Future Trends in Crypto Passive Income
Emerging Projects and Protocols
The DeFi space is evolving fast, with new projects introducing novel passive income mechanisms.
Protocols like EigenLayer and Lido are redefining how staking and liquidity are managed. Watch for synthetic assets, decentralized ETFs, and even AI-powered DeFi managers.
Keeping an eye on fresh projects through launchpads and DAOs can give you early access to high-yield opportunities—before the masses catch on.
DeFi Evolution and Its Impact
DeFi is moving towards automation, scalability, and regulation. Smart contract auditing is becoming standard, and platforms are prioritizing security. This evolution makes passive income safer and more accessible to the average user.

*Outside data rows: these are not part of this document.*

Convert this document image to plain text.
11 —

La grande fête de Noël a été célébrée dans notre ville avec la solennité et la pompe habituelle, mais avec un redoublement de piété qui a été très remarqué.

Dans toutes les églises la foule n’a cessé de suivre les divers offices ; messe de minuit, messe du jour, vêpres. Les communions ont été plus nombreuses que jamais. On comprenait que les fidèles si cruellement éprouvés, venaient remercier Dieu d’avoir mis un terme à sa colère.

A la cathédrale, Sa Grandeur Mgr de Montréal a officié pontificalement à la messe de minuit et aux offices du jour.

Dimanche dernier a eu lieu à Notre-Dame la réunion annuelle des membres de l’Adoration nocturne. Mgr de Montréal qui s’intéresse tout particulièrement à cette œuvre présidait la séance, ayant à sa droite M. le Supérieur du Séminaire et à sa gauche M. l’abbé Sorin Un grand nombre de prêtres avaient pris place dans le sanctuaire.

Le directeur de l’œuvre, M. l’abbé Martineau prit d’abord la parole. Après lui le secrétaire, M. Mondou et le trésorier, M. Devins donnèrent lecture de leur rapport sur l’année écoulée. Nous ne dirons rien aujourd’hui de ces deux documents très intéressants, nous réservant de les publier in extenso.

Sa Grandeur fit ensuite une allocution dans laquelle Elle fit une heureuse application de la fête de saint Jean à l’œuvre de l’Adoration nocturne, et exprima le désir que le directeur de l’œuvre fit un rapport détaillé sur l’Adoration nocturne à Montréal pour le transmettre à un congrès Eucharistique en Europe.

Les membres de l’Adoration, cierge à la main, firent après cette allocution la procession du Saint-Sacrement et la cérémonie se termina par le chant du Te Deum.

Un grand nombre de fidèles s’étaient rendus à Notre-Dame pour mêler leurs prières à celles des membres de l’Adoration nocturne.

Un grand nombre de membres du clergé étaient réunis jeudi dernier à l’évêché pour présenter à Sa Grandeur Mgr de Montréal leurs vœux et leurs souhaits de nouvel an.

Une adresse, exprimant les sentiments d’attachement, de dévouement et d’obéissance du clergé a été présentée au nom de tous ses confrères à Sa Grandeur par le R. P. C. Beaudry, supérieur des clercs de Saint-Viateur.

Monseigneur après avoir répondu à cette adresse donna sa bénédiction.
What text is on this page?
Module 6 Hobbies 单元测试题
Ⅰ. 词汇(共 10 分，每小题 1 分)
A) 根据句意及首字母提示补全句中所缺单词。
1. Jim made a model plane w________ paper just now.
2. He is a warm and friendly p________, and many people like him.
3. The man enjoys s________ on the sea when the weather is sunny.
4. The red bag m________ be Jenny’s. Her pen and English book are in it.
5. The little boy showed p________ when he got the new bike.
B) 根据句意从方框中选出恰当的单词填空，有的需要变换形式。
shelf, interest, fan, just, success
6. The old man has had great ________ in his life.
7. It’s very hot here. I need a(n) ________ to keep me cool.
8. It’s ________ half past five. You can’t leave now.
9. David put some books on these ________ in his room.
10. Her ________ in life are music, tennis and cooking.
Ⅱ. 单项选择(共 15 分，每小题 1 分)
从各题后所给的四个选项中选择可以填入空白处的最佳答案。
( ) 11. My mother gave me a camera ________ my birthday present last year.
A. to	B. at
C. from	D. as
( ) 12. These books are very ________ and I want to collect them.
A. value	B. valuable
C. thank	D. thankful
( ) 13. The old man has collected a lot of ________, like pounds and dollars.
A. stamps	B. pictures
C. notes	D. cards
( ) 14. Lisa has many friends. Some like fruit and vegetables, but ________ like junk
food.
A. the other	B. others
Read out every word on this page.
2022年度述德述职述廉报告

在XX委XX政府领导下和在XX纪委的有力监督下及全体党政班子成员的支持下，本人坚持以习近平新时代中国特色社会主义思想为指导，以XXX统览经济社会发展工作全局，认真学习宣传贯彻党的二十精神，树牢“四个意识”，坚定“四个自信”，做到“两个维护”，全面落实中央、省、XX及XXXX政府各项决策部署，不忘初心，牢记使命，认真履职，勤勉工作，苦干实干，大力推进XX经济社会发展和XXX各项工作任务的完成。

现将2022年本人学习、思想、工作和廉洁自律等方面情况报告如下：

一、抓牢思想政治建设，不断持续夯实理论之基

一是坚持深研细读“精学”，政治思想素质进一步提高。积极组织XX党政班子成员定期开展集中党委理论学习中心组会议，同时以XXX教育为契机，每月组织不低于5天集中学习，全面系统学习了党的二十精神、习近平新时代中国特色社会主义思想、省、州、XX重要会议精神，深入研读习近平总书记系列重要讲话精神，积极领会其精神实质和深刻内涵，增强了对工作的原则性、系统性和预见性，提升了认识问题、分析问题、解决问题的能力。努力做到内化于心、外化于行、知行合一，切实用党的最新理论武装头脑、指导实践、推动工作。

Also, layer-2 solutions like Arbitrum, Optimism, and zkSync reduce gas fees and increase transaction speeds—making passive strategies more profitable by cutting costs.
Final Thoughts
Crypto offers a thrilling range of passive income opportunities—from staking and yield farming to NFTs and trading bots.
Whether you’re a beginner or an experienced investor, there’s a strategy that fits your risk tolerance and goals. But remember: with great returns come great responsibilities. Stay informed, diversify wisely, and always protect your capital.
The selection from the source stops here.